The issue sparked some of the worst street clashes in years and threatened to drawIsrael into conflict with other Arab and Muslim nations.
Palestinians danced, chanted “God is Great” and set off fireworks after some security devices were removed early on Thursday morning. It dismantled metal detectors there earlier this week.
Israel removed the devices under intense pressure and said it plans to install sophisticated security cameras instead.
But Palestinian politicians and Muslim clerics insisted that was not enough and demandedIsrael restore the situation at the shrine in Jerusalem’s Old City to what it was before the July 14 attack.
The fate of the site is an emotional issue at the heart of the conflict between Israel and the Palestinians. Even the smallest perceived change to delicate arrangements pertaining to the site sparks tensions.
Israel’s decision to add security measures outraged Muslim and triggered protests, and low-level clashes have continued in and around Jerusalem in the days since.
The continued stand-off highlighted the deep distrust between Israel and the Palestinians when it comes to the holy site.
Jews revere the hilltop compound in Jerusalem’s Old City as the Temple Mount, site of the two Jewish biblical temples.
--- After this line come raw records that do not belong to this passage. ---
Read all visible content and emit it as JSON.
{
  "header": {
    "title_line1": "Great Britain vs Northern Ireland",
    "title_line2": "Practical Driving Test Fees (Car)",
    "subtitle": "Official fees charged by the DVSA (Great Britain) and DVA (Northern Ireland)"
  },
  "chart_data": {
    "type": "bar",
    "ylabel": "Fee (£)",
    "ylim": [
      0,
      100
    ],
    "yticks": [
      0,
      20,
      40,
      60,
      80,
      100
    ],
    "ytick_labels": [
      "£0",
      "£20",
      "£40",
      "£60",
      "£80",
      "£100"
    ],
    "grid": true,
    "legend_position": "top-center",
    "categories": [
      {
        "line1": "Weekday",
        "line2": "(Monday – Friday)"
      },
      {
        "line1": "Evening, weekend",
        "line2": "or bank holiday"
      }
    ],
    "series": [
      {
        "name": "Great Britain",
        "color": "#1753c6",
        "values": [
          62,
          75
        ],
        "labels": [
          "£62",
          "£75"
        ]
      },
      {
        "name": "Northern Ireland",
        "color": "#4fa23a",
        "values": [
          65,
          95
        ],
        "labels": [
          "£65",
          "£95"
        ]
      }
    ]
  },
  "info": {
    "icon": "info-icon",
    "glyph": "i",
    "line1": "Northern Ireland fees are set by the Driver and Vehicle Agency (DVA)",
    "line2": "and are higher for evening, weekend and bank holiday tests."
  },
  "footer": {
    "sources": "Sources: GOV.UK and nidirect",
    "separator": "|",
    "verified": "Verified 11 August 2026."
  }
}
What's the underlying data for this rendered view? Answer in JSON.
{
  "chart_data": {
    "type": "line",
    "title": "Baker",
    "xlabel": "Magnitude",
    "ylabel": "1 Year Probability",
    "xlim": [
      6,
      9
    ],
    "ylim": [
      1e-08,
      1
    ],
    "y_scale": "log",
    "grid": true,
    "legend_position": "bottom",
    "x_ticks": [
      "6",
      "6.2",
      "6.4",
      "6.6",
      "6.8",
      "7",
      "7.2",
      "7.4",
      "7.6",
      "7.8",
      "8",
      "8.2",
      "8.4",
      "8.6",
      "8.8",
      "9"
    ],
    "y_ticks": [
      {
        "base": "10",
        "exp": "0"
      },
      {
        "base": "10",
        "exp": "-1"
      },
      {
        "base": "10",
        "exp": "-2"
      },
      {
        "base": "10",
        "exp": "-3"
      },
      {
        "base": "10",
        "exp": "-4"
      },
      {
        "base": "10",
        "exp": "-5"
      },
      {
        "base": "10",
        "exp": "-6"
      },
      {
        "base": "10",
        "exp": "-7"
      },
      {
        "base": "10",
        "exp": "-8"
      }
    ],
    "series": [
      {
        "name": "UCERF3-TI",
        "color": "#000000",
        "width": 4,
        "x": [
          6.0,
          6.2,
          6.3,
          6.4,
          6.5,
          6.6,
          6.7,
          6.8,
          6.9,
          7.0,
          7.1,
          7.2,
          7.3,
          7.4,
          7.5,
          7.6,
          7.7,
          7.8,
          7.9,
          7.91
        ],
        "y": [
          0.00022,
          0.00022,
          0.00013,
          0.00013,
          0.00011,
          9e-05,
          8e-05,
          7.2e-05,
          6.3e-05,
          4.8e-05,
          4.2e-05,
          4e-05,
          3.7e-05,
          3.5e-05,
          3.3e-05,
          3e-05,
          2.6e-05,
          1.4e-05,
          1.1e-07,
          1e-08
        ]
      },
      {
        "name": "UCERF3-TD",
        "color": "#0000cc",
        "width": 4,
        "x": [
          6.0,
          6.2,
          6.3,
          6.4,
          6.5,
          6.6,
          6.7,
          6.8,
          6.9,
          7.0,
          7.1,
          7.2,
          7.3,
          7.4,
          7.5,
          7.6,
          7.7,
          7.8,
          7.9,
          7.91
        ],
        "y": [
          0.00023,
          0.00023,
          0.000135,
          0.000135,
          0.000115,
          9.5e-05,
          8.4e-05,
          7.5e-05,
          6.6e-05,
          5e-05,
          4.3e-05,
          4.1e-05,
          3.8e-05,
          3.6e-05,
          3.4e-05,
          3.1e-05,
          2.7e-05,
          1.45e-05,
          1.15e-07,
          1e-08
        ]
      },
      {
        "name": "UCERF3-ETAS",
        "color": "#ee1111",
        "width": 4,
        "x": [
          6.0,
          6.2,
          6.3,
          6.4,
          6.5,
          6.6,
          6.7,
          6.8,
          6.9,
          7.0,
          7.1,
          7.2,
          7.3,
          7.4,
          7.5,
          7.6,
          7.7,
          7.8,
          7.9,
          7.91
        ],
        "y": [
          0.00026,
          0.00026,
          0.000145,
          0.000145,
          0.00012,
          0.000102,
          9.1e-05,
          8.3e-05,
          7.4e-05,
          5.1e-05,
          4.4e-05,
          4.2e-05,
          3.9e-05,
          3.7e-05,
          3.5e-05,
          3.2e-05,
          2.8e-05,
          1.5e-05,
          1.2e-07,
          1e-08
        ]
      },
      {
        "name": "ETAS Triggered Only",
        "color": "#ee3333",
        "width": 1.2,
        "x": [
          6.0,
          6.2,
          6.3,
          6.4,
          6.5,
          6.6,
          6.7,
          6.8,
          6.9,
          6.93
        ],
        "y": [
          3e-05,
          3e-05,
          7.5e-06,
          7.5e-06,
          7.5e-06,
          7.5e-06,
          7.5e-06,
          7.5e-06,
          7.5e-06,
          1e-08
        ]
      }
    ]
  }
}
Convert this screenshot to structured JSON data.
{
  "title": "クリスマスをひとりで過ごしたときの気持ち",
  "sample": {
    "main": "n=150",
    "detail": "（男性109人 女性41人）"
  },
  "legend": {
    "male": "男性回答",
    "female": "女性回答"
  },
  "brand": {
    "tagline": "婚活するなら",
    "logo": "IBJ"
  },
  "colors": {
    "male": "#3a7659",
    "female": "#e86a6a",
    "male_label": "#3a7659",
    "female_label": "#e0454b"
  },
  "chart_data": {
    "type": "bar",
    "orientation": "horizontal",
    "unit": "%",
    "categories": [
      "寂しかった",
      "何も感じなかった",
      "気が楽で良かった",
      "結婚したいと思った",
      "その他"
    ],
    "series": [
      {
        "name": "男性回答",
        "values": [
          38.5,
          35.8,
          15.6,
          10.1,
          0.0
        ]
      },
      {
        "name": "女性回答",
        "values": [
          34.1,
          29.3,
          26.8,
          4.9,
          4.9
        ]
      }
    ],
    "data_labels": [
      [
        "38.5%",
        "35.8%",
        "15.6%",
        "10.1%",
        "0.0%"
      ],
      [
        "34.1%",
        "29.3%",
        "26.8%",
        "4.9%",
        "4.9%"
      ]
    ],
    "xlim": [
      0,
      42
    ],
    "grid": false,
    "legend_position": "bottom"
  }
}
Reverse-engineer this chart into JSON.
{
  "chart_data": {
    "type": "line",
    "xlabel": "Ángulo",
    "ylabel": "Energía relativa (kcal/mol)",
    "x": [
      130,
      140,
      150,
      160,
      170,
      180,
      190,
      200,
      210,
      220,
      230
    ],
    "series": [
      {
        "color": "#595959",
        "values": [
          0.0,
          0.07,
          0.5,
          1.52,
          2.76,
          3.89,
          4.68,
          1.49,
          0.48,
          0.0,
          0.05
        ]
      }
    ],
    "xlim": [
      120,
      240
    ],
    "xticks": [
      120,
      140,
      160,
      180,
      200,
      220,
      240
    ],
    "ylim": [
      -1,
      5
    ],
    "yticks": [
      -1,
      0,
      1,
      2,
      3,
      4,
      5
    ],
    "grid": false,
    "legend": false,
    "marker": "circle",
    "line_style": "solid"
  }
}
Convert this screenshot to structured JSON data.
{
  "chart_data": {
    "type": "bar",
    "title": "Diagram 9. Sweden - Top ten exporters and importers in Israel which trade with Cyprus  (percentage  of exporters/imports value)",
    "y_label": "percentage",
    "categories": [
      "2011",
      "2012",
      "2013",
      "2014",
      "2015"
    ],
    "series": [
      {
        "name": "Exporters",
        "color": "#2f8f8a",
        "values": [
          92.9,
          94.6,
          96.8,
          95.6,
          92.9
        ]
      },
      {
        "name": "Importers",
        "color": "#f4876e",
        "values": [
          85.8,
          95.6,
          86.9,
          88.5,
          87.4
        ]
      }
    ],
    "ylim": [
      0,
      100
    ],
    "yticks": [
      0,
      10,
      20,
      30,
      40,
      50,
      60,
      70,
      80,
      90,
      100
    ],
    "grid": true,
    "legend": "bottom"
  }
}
It is the holiest site in Judaism and the nearby Western Wall, a remnant of one of the temples, is the holiest place where Jews can pray.
Muslims believe the site marks the spot from which the Prophet Muhammad ascended to heaven. It is Islam’s third-holiest site after Mecca and Medina in Saudi Arabia.
The latest development could put Israeli Prime Minister Benjamin Netanyahu in a tough spot as he tries to end a wave of unrest that has triggered international pressure while not appearing to his hard-line base as capitulating.